WASHINGTON (AFP) - Joe Biden's vice-presidential pick has been one of Washington's best kept secrets but a supposedly accidental news publication by Politico and Biden's own teasingly displayed notes are raising expectations that the winner is Kamala Harris.
Speculation over the choice of VP is a parlour game played every four years in Washington, but this time the stakes are unusually high.
Biden would be 78 on taking office - the oldest president ever - and he has hinted that he might not seek a second term, making his deputy the prime candidate to take on the party's nomination.
Biden, who is leading strongly in the polls against Republican President Donald Trump, has also upped the interest factor by declaring well in advance that he would only choose a woman.
This will be just the third time in US history that a woman is chosen, even if both previous cases - Geraldine Ferraro in 1984 and Sarah Palin in 2008 - turned out to be on losing tickets.
In line with his ultra low-key campaign, Biden has kept a lid on leaks about his intentions.
Media speculation has ebbed and flowed from heavy hitters like Senator Elizabeth Warren and Barack Obama's former UN ambassador Susan Rice, to strong late entries like Florida congresswoman Val Demings and war-wounded Senator Tammy Duckworth.
Harris has always been in the mix with an impressive CV that includes her own performances in the Senate, her bid for the Democratic nomination before ceding to Biden, and, in the era of Black Lives Matter, the fact that she is black.
On Tuesday, Biden said he would reveal his decision "in the first week in August."
"I'll let you know when I do," he told journalists.
But what if he already has?
In his hand on Tuesday was a piece of notepaper bearing the words "Kamala Harris."
Underneath, were a series of positive points: "Do not hold grudges" and "great help to campaign" and "great respect for her."
If Biden was also carrying around notes on his other potential VPs, he wasn't holding them in a way that allowed - accidentially or not - an AFP photographer and others to get a shot.
Adding to the mini-drama, the respected news site Politico ran - accidentally, it said - a story declaring Harris the winner. This was a "placeholder text... mistakenly published to the site," Brad Dayspring, Politico's vice-president of marketing and communication, said.
The text was quickly taken down but not before leaving a few Washington insiders wide-eyed.
"Joe Biden chose Kamala Harris to become his running mate for the 2020 election on Aug 1, two weeks before the Democratic National Convention, after keeping his choice close to the chest for months," Politico wrote in the premature news item.

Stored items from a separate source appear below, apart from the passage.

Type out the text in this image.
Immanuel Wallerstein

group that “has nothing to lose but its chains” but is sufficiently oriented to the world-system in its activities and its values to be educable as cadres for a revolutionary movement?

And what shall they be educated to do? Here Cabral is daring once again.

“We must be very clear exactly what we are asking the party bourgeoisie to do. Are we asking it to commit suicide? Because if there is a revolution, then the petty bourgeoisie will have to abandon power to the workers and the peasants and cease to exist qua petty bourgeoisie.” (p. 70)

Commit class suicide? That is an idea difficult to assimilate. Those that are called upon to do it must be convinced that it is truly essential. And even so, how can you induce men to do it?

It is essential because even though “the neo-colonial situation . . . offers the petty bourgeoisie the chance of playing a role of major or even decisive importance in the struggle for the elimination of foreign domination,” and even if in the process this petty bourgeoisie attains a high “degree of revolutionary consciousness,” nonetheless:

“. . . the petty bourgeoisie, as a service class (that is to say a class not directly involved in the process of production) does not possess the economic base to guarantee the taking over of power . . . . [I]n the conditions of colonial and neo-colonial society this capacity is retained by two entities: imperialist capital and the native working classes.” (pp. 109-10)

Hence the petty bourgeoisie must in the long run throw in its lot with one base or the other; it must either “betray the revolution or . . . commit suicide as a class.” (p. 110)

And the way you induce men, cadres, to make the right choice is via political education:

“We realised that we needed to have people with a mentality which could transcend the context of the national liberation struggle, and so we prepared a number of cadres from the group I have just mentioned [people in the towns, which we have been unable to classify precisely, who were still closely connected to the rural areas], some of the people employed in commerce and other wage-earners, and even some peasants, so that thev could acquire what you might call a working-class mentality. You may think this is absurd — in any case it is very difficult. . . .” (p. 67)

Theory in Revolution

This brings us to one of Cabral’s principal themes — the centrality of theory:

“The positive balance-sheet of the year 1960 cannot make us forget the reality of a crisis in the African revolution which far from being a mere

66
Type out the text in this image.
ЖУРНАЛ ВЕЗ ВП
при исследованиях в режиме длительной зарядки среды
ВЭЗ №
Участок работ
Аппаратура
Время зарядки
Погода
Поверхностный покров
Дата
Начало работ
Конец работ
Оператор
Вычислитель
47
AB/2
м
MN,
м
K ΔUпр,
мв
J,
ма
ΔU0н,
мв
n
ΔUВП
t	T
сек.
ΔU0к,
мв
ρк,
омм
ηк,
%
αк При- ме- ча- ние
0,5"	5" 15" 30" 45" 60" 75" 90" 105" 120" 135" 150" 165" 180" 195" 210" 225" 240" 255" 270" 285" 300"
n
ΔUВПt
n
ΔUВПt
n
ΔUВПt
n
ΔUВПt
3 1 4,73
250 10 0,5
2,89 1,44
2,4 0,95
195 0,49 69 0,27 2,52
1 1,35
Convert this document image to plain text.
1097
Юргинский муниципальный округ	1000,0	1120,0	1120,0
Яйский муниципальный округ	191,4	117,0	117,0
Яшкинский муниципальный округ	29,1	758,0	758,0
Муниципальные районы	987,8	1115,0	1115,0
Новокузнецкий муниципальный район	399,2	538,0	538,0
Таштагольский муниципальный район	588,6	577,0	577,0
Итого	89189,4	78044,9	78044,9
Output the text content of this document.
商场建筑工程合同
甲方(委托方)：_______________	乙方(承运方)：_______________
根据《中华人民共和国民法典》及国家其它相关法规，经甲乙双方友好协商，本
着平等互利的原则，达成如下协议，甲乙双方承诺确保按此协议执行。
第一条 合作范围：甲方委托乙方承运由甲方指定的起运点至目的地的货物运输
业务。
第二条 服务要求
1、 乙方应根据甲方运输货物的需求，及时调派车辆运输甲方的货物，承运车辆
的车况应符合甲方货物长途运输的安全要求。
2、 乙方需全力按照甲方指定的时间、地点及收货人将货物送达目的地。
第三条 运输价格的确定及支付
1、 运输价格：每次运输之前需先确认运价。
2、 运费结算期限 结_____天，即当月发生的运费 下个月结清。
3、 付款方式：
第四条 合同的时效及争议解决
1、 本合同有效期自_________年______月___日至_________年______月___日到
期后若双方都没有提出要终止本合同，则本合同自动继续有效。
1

It said that Biden saw Harris as "a worthy opponent" during their primary clashes and that she would bring name recognition, her years as a California prosecutor and "skill as a debater" to the ticket.
GAME STILL ON?
Of course, it's possible that Politico really did mistakingly run a text that had been prepared just in case of Harris winning - a common practice in news organisations.
And it's possible that Biden's notes meant nothing other than that he admires Harris. The same points in the notes could, in theory, be used to praise her during a speech to announce he'd chosen somebody else.
Other candidates, particularly Rice, have been talked up in the final stretch. Warren, as a huge figure on the left of the Democratic party, has also remained in the mix.
Harris brings the baggage of anyone who has done as much in public life, particularly as attorney general in California, where her role as crime fighter raises hackles among some on the Democratic left.
Still, with her mixed Jamaican and Indian heritage, her proven toughness on the job, and the fact that she is only 55, Harris ticks a lot of Biden's boxes.
Her former spokesman, Ian Sams, said Harris scares Trump.
"He's flummoxed by strong women," Sams claimed on Twitter.
But on Tuesday, Harris was applauded by none other than Trump himself.
"I think she'd be a fine choice, Kamala Harris. She'd be a fine choice," he told reporters.